The Sustainable Future Society (SFS) follows the international Eco-Schools methodology, adapted by Abrorjon Sadriddinov and his students for the Uzbek context. It begins with forming eco-committees in each school, then guides students through sustainability audits, action plans, curriculum integration, monitoring and evaluation, community awareness campaigns and the creation of self-written eco-codes. 

The programme’s first test site, Abrorjon’s own Presidential School in Namangan, obtained the internationally recognised Green Flag Award (a rigorous, externally validated sustainability certification) in just two years. From there, SFS expanded to 25 schools across the region, training teachers, students and parents in practical sustainability skills.

Recognised by the ETF Green Skills Award 2026

The ETF has selected this initiative as one of the six finalists for the Green Skills Award, recognising the wide-scale impact that is achievable when advocates think systemically. SFS turned a single classroom’s waste problem into a structured, student-led methodology that has reached 25,000 people across 25 schools, demonstrating that practical environmental education can be low-cost, scalable and led by the young people it is designed to empower.

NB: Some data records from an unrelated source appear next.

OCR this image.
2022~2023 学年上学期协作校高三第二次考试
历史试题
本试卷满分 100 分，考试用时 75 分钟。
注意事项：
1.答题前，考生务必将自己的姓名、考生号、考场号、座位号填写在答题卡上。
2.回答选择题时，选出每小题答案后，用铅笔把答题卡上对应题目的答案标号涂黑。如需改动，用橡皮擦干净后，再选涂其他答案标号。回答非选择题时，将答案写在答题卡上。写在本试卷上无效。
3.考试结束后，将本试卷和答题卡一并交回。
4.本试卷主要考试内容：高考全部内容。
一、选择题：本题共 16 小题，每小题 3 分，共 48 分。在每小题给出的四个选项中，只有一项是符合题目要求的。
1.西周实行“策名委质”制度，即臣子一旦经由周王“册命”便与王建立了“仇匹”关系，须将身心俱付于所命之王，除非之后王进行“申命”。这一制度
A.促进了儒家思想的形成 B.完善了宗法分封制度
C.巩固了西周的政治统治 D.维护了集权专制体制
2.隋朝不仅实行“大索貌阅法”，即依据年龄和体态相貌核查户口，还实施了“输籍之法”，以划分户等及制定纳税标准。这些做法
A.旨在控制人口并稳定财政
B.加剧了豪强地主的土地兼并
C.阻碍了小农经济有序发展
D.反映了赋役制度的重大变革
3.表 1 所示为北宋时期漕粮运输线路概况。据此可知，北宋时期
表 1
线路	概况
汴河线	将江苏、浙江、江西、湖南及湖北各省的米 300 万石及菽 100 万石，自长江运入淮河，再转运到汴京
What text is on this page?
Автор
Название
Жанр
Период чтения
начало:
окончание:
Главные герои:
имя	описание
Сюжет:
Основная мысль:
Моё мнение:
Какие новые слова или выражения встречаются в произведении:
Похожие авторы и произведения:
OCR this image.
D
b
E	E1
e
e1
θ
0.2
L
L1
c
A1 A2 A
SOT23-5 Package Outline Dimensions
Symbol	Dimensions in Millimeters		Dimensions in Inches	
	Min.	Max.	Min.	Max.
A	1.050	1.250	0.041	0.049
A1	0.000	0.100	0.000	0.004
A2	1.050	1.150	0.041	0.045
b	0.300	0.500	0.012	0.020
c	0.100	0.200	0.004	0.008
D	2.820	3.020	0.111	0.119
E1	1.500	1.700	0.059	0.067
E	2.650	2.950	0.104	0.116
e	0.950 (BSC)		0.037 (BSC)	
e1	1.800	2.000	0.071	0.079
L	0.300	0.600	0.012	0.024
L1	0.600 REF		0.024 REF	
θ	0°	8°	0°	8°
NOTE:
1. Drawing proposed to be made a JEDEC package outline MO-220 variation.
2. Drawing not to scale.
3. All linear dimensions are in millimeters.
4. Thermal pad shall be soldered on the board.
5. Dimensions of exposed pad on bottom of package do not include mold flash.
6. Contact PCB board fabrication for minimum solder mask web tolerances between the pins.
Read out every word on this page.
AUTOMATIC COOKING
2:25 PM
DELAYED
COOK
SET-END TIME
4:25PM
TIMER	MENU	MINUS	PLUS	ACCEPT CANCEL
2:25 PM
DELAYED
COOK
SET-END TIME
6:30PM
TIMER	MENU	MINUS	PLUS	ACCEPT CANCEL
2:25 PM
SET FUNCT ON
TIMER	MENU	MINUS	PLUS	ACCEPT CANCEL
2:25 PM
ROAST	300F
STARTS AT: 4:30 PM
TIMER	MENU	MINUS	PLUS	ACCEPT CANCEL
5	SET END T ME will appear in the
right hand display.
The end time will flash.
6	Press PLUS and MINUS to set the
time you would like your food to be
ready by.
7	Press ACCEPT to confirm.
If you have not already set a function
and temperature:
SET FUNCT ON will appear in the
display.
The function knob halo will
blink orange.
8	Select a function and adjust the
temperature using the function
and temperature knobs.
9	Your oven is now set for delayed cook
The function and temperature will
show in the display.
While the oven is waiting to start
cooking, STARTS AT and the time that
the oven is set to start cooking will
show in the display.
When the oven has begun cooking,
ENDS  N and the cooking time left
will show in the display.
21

Why this initiative stands out:

  • A proven seven-step methodology adapted from the international Eco-Schools framework, refined through real classroom experience: eco-committee, sustainability audit, action plan, curriculum link, monitoring, community involvement, eco-code
  • An educational innovation bridging a gap between environmental theory and practice in Uzbek schools
  • Training reaching stakeholders at all levels across schools, teachers, learners and parents
  • Going beyond environmental awareness, and empowering students to implement real transformation in their environment
Students leading an environmental class
Quick facts

The Sustainable Future Society (SFS) guides participating schools through a seven-step methodology adapted from the international Eco-Schools framework: 

Step 1: Form an eco-committee of students and teachers.

Step 2: Conduct a sustainability audit to measure biodiversity, electricity usage, water usage, fuel usage, and wellbeing/health across the school.

Step 3: Create an action plan of environmental actions, based on the audit findings

Step 4: Integrate the action plan into the school curriculum. 

Step 5: Collect data, analyse results, and reflect on what's working and what needs to change.

Step 6: Students run awareness campaigns through media, events and outreach to involve and inform parents and the wider community.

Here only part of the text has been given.